Standout Room Service
There's so much variation here. Room service can be exquisite and personalized, or perfunctory and so-what.
What makes the difference:
- A room-service menu that accurately describes every dish with no guesswork, no surprises
- Phone personnel trained to take your order accurately and answer any questions
- Timing: delivery when promised; and no more than 30 minutes tops for impulse ordering
- The server knocks and asks where to set up, and asks when to return to clear.
- A Lovely presentation makes the difference between 4-star and 5-star room service. Look for fine tableware and china, quality linens, and a hothouse flower in a silver vase.
- When the service is cleared, the cart should be brought to a hidden service area, not left in the hall.
Housekeeping staff, being minimally skilled and paid, are sometimes the hotel personnel most resistant to training. But they can excel, and the best hotel maids take fierce pride in their craft. This is very detail-oriented work, and the difference is in the details.

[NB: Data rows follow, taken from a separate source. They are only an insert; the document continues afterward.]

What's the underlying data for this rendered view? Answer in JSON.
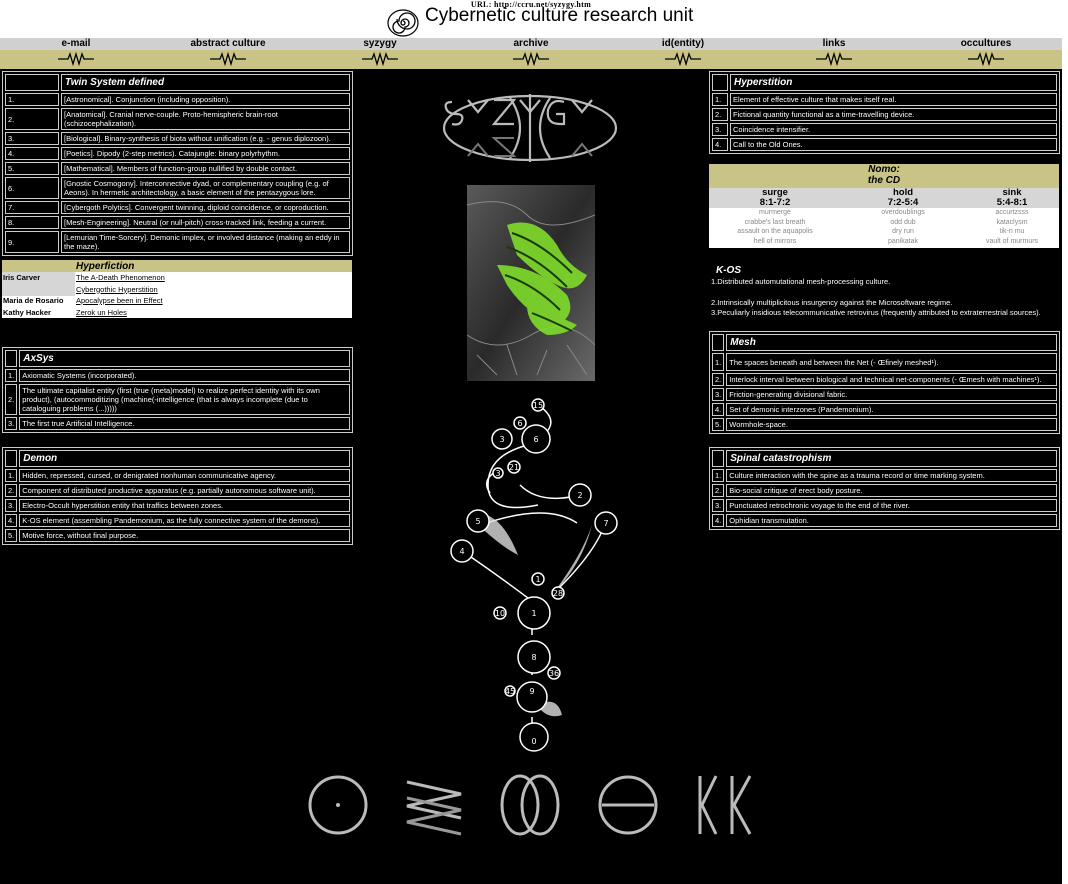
{
  "header": {
    "url": "URL: http://ccru.net/syzygy.htm",
    "title": "Cybernetic culture research unit"
  },
  "nav": {
    "items": [
      "e-mail",
      "abstract culture",
      "syzygy",
      "archive",
      "id(entity)",
      "links",
      "occultures"
    ]
  },
  "twin": {
    "title": "Twin System defined",
    "rows": [
      {
        "n": "1.",
        "t": "[Astronomical]. Conjunction (including opposition)."
      },
      {
        "n": "2.",
        "t": "[Anatomical]. Cranial nerve-couple. Proto-hemispheric brain-root (schizocephalization)."
      },
      {
        "n": "3.",
        "t": "[Biological]. Binary-synthesis of biota without unification (e.g. - genus diplozoon)."
      },
      {
        "n": "4.",
        "t": "[Poetics]. Dipody (2-step metrics). Catajungle: binary polyrhythm."
      },
      {
        "n": "5.",
        "t": "[Mathematical]. Members of function-group nullified by double contact."
      },
      {
        "n": "6.",
        "t": "[Gnostic Cosmogony]. Interconnective dyad, or complementary coupling (e.g. of Aeons). In hermetic architectology, a basic element of the pentazygous lore."
      },
      {
        "n": "7.",
        "t": "[Cybergoth Polytics]. Convergent twinning, diploid coincidence, or coproduction."
      },
      {
        "n": "8.",
        "t": "[Mesh-Engineering]. Neutral (or null-pitch) cross-tracked link, feeding a current."
      },
      {
        "n": "9.",
        "t": "[Lemurian Time-Sorcery]. Demonic implex, or involved distance (making an eddy in the maze)."
      }
    ]
  },
  "hyperfiction": {
    "title": "Hyperfiction",
    "rows": [
      {
        "author": "Iris Carver",
        "title": "The A-Death Phenomenon"
      },
      {
        "author": "",
        "title": "Cybergothic Hyperstition"
      },
      {
        "author": "Maria de Rosario",
        "title": "Apocalypse been in Effect"
      },
      {
        "author": "Kathy Hacker",
        "title": "Zerok un Holes"
      }
    ]
  },
  "axsys": {
    "title": "AxSys",
    "rows": [
      {
        "n": "1.",
        "t": "Axiomatic Systems (incorporated)."
      },
      {
        "n": "2.",
        "t": "The ultimate capitalist entity (first (true (meta)model) to realize perfect identity with its own product), (autocommoditizing (machine(-intelligence (that is always incomplete (due to cataloguing problems (...)))))"
      },
      {
        "n": "3.",
        "t": "The first true Artificial Intelligence."
      }
    ]
  },
  "demon": {
    "title": "Demon",
    "rows": [
      {
        "n": "1.",
        "t": "Hidden, repressed, cursed, or denigrated nonhuman communicative agency."
      },
      {
        "n": "2.",
        "t": "Component of distributed productive apparatus (e.g. partially autonomous software unit)."
      },
      {
        "n": "3.",
        "t": "Electro-Occult hyperstition entity that traffics between zones."
      },
      {
        "n": "4.",
        "t": "K-OS element (assembling Pandemonium, as the fully connective system of the demons)."
      },
      {
        "n": "5.",
        "t": "Motive force, without final purpose."
      }
    ]
  },
  "hyperstition": {
    "title": "Hyperstition",
    "rows": [
      {
        "n": "1.",
        "t": "Element of effective culture that makes itself real."
      },
      {
        "n": "2.",
        "t": "Fictional quantity functional as a time-travelling device."
      },
      {
        "n": "3.",
        "t": "Coincidence intensifier."
      },
      {
        "n": "4.",
        "t": "Call to the Old Ones."
      }
    ]
  },
  "nomo": {
    "title1": "Nomo:",
    "title2": "the CD",
    "columns": [
      {
        "name": "surge",
        "ratio": "8:1-7:2",
        "tracks": [
          "murmerge",
          "crabbe's last breath",
          "assault on the aquapolis",
          "hell of mirrors"
        ]
      },
      {
        "name": "hold",
        "ratio": "7:2-5:4",
        "tracks": [
          "overdoublings",
          "odd dub",
          "dry run",
          "panikatak"
        ]
      },
      {
        "name": "sink",
        "ratio": "5:4-8:1",
        "tracks": [
          "accurtzsss",
          "kataclysm",
          "tik-n mu",
          "vault of murmurs"
        ]
      }
    ]
  },
  "kos": {
    "title": "K-OS",
    "items": [
      "1.Distributed automutational mesh-processing culture.",
      "2.Intrinsically multiplicitous insurgency against the Microsoftware regime.",
      "3.Peculiarly insidious telecommunicative retrovirus (frequently attributed to extraterrestrial sources)."
    ]
  },
  "mesh": {
    "title": "Mesh",
    "rows": [
      {
        "n": "1.",
        "t": "The spaces beneath and between the Net (- Œfinely meshed¹)."
      },
      {
        "n": "2.",
        "t": "Interlock interval between biological and technical net-components (- Œmesh with machines¹)."
      },
      {
        "n": "3.",
        "t": "Friction-generating divisional fabric."
      },
      {
        "n": "4.",
        "t": "Set of demonic interzones (Pandemonium)."
      },
      {
        "n": "5.",
        "t": "Wormhole-space."
      }
    ]
  },
  "spinal": {
    "title": "Spinal catastrophism",
    "rows": [
      {
        "n": "1.",
        "t": "Culture interaction with the spine as a trauma record or time marking system."
      },
      {
        "n": "2.",
        "t": "Bio-social critique of erect body posture."
      },
      {
        "n": "3.",
        "t": "Punctuated retrochronic voyage to the end of the river."
      },
      {
        "n": "4.",
        "t": "Ophidian transmutation."
      }
    ]
  },
  "diagram": {
    "nodes": [
      "1",
      "2",
      "3",
      "4",
      "5",
      "6",
      "7",
      "8",
      "9",
      "0",
      "15",
      "21",
      "28",
      "36",
      "45",
      "10",
      "6",
      "3",
      "1"
    ]
  },
  "icons": {
    "logo": "spiral-logo-icon",
    "zigzag": "zigzag-resistor-icon",
    "glyphs": [
      "circle-dot-glyph-icon",
      "zigzag-lines-glyph-icon",
      "double-ring-glyph-icon",
      "theta-glyph-icon",
      "kk-glyph-icon"
    ]
  }
}
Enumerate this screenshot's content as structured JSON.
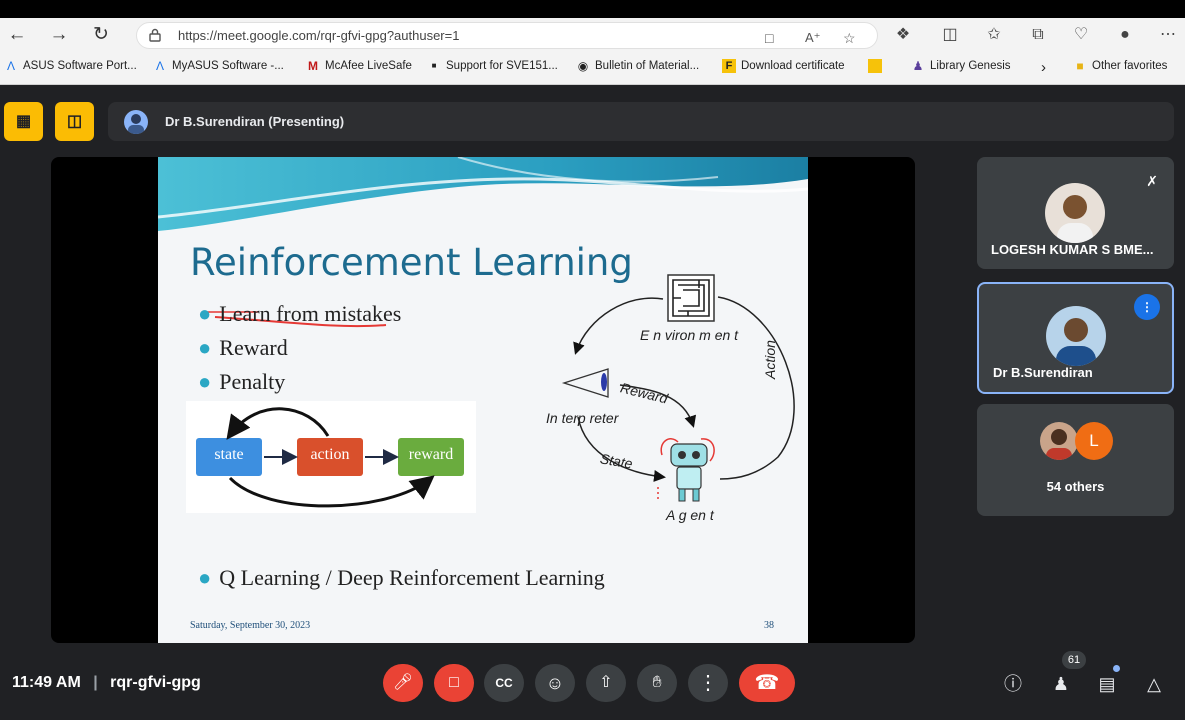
{
  "browser": {
    "url": "https://meet.google.com/rqr-gfvi-gpg?authuser=1",
    "bookmarks": [
      {
        "label": "ASUS Software Port...",
        "icon": "asus-icon"
      },
      {
        "label": "MyASUS Software -...",
        "icon": "asus-icon"
      },
      {
        "label": "McAfee LiveSafe",
        "icon": "mcafee-icon"
      },
      {
        "label": "Support for SVE151...",
        "icon": "dot-icon"
      },
      {
        "label": "Bulletin of Material...",
        "icon": "globe-icon"
      },
      {
        "label": "Download certificate",
        "icon": "f-icon"
      },
      {
        "label": "",
        "icon": "yellow-icon"
      },
      {
        "label": "Library Genesis",
        "icon": "person-icon"
      },
      {
        "label": "Other favorites",
        "icon": "folder-icon"
      }
    ]
  },
  "meet": {
    "presenter_label": "Dr B.Surendiran (Presenting)",
    "time": "11:49 AM",
    "meeting_code": "rqr-gfvi-gpg",
    "participants_count": "61",
    "participants": [
      {
        "name": "LOGESH KUMAR S BME..."
      },
      {
        "name": "Dr B.Surendiran"
      },
      {
        "name": "54 others",
        "avatar_letter": "L"
      }
    ],
    "accent_red": "#ea4335",
    "accent_yellow": "#fbbc04"
  },
  "slide": {
    "title": "Reinforcement Learning",
    "bullets": [
      "Learn from mistakes",
      "Reward",
      "Penalty"
    ],
    "bottom_bullet": "Q Learning / Deep Reinforcement Learning",
    "date": "Saturday, September 30, 2023",
    "page": "38",
    "flow": {
      "state": "state",
      "action": "action",
      "reward": "reward"
    },
    "diagram": {
      "environment": "E n viron m en t",
      "interpreter": "In terp reter",
      "reward": "Reward",
      "state": "State",
      "action": "Action",
      "agent": "A g en t"
    }
  }
}
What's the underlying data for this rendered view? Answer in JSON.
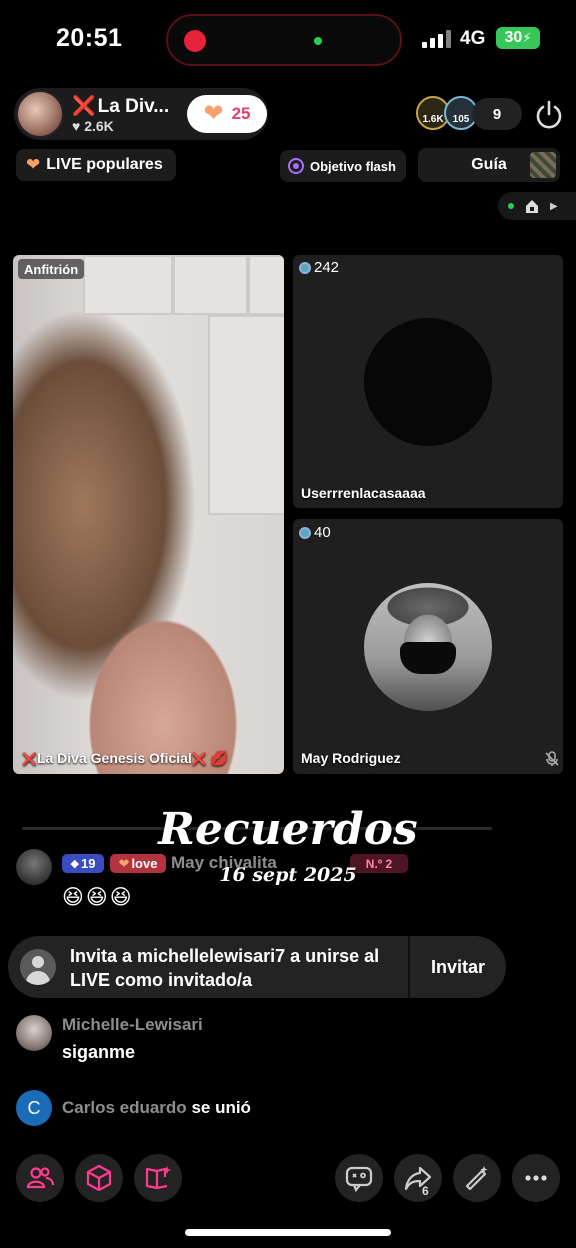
{
  "status_bar": {
    "time": "20:51",
    "network": "4G",
    "battery": "30"
  },
  "host": {
    "name": "La Div...",
    "likes": "2.6K",
    "heart_count": "25"
  },
  "viewers": {
    "badge1": "1.6K",
    "badge2": "105",
    "count": "9"
  },
  "chips": {
    "popular": "LIVE populares",
    "goal": "Objetivo flash",
    "guide": "Guía"
  },
  "tiles": {
    "host_badge": "Anfitrión",
    "host_name": "La Diva Genesis Oficial",
    "guest1_viewers": "242",
    "guest1_name": "Userrrenlacasaaaa",
    "guest2_viewers": "40",
    "guest2_name": "May Rodriguez"
  },
  "watermark": {
    "title": "Recuerdos",
    "date": "16 sept 2025"
  },
  "chat": [
    {
      "level": "19",
      "fan_badge": "love",
      "name": "May chivalita",
      "rank": "N.º 2",
      "message": "😆😆😆"
    },
    {
      "name": "Michelle-Lewisari",
      "message": "siganme"
    },
    {
      "avatar_letter": "C",
      "name": "Carlos eduardo",
      "action": "se unió"
    }
  ],
  "invite": {
    "text": "Invita a michellelewisari7 a unirse al LIVE como invitado/a",
    "button": "Invitar"
  },
  "bottom_bar": {
    "share_count": "6"
  },
  "colors": {
    "accent_red": "#e2283c",
    "heart": "#f5a36a",
    "level_badge": "#3b4cc0",
    "fan_badge": "#b3343e",
    "pink_icon": "#ff3b8d"
  }
}
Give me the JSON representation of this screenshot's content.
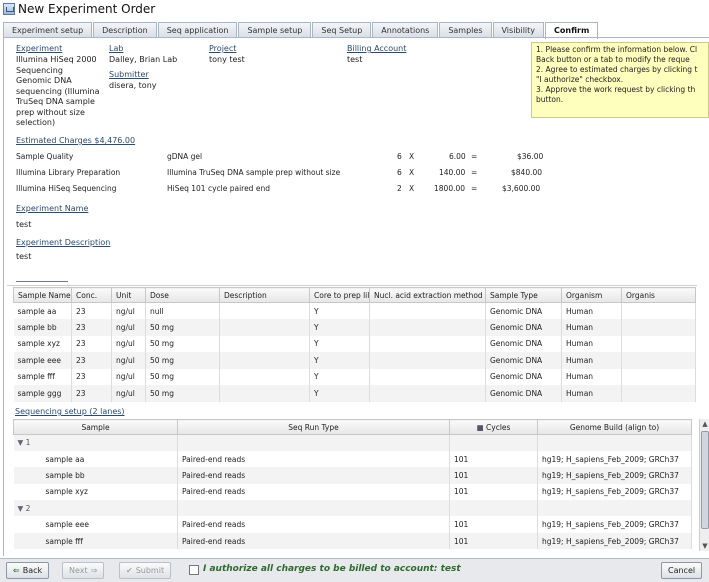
{
  "window": {
    "title": "New Experiment Order"
  },
  "tabs": [
    "Experiment setup",
    "Description",
    "Seq application",
    "Sample setup",
    "Seq Setup",
    "Annotations",
    "Samples",
    "Visibility",
    "Confirm"
  ],
  "summary": {
    "experiment_label": "Experiment",
    "experiment_lines": [
      "Illumina HiSeq 2000",
      "Sequencing",
      "Genomic DNA",
      "sequencing (Illumina",
      "TruSeq DNA sample",
      "prep without size",
      "selection)"
    ],
    "lab_label": "Lab",
    "lab_value": "Dalley, Brian Lab",
    "submitter_label": "Submitter",
    "submitter_value": "disera, tony",
    "project_label": "Project",
    "project_value": "tony test",
    "billing_label": "Billing Account",
    "billing_value": "test"
  },
  "instructions": [
    "1.  Please confirm the information below. Cl",
    "     Back button or a tab to modify the reque",
    "2.  Agree to estimated charges by clicking t",
    "     \"I authorize\" checkbox.",
    "3.  Approve the work request by clicking th",
    "     button."
  ],
  "charges": {
    "label": "Estimated Charges $4,476.00",
    "rows": [
      {
        "name": "Sample Quality",
        "desc": "gDNA gel",
        "qty": "6",
        "x": "X",
        "price": "6.00",
        "eq": "=",
        "total": "$36.00"
      },
      {
        "name": "Illumina Library Preparation",
        "desc": "Illumina TruSeq DNA sample prep without size",
        "qty": "6",
        "x": "X",
        "price": "140.00",
        "eq": "=",
        "total": "$840.00"
      },
      {
        "name": "Illumina HiSeq Sequencing",
        "desc": "HiSeq 101 cycle paired end",
        "qty": "2",
        "x": "X",
        "price": "1800.00",
        "eq": "=",
        "total": "$3,600.00"
      }
    ]
  },
  "experiment_name": {
    "label": "Experiment Name",
    "value": "test"
  },
  "experiment_description": {
    "label": "Experiment Description",
    "value": "test"
  },
  "samples": {
    "columns": [
      "Sample Name",
      "Conc.",
      "Unit",
      "Dose",
      "Description",
      "Core to prep lil",
      "Nucl. acid extraction method",
      "Sample Type",
      "Organism",
      "Organis"
    ],
    "rows": [
      [
        "sample aa",
        "23",
        "ng/ul",
        "null",
        "",
        "Y",
        "",
        "Genomic DNA",
        "Human",
        ""
      ],
      [
        "sample bb",
        "23",
        "ng/ul",
        "50 mg",
        "",
        "Y",
        "",
        "Genomic DNA",
        "Human",
        ""
      ],
      [
        "sample xyz",
        "23",
        "ng/ul",
        "50 mg",
        "",
        "Y",
        "",
        "Genomic DNA",
        "Human",
        ""
      ],
      [
        "sample eee",
        "23",
        "ng/ul",
        "50 mg",
        "",
        "Y",
        "",
        "Genomic DNA",
        "Human",
        ""
      ],
      [
        "sample fff",
        "23",
        "ng/ul",
        "50 mg",
        "",
        "Y",
        "",
        "Genomic DNA",
        "Human",
        ""
      ],
      [
        "sample ggg",
        "23",
        "ng/ul",
        "50 mg",
        "",
        "Y",
        "",
        "Genomic DNA",
        "Human",
        ""
      ]
    ]
  },
  "sequencing": {
    "label": "Sequencing setup  (2 lanes)",
    "columns": [
      "Sample",
      "Seq Run Type",
      "Cycles",
      "Genome Build (align to)"
    ],
    "rows": [
      {
        "type": "group",
        "text": "1"
      },
      {
        "type": "row",
        "cells": [
          "sample aa",
          "Paired-end reads",
          "101",
          "hg19; H_sapiens_Feb_2009; GRCh37"
        ]
      },
      {
        "type": "row",
        "cells": [
          "sample bb",
          "Paired-end reads",
          "101",
          "hg19; H_sapiens_Feb_2009; GRCh37"
        ]
      },
      {
        "type": "row",
        "cells": [
          "sample xyz",
          "Paired-end reads",
          "101",
          "hg19; H_sapiens_Feb_2009; GRCh37"
        ]
      },
      {
        "type": "group",
        "text": "2"
      },
      {
        "type": "row",
        "cells": [
          "sample eee",
          "Paired-end reads",
          "101",
          "hg19; H_sapiens_Feb_2009; GRCh37"
        ]
      },
      {
        "type": "row",
        "cells": [
          "sample fff",
          "Paired-end reads",
          "101",
          "hg19; H_sapiens_Feb_2009; GRCh37"
        ]
      }
    ]
  },
  "footer": {
    "back": "Back",
    "next": "Next",
    "submit": "Submit",
    "authorize": "I authorize all charges to be billed to account: test",
    "cancel": "Cancel"
  }
}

The best housekeeping personnel are extremely observant and not assumptive. They cast a wide net for cleaning—including places like under the bed.
They can rearrange things slightly, but should never move your possessions. And they should not take away anything unless it's in the garbage or recycling bin. They should not remove newspapers, half-empty water bottles, or shopping bags. It's infuriating when the maid takes your razor, shower cap, or unfinished candy bar.
Housekeeping must be aware of the hotel's eco-conscious programs and guests' "don't launder" wishes. Sadly, this is almost never observed. Nor should housekeepers in rain-starved places like Santa Fe waste precious water filling unused bathtubs in order to clean them.
Housekeeping should be silent. A hotel fails if housekeepers' chatter awakens a guest, or if maids can be heard socializing or playing a TV or radio in a room.
Knowing Their Terrain
A fine hotel's staffers, all personnel above the level of a housekeeper, should know what's what.
They should be able to tell a guest where everything is situated in the hotel: services, dining, entertainment. They should know hours, charges, policies.
And staff should have very good knowledge of the hotel's surroundings and how to get around. It's dispiriting for a guest to hear "I don't know" when asking a hotel employee about local transportation or attractions. The attitude of "it's not my job" has no place in a true luxury hotel.
At a great hotel, the staff is finely tuned, like an orchestra. They are conducted by a skilled, intuitive, and committed GM. Everyone knows their job, how to get it done, how to work with other staffers, and, most importantly, how to read each guest.
The bottom line: a hotel's goal is to create a memorable experience which guests will want to repeat—and tell their friends, colleagues, and online review outlets about. You know great service when you find it; it feels brilliant and rare, but at the same time completely natural—the way things should be.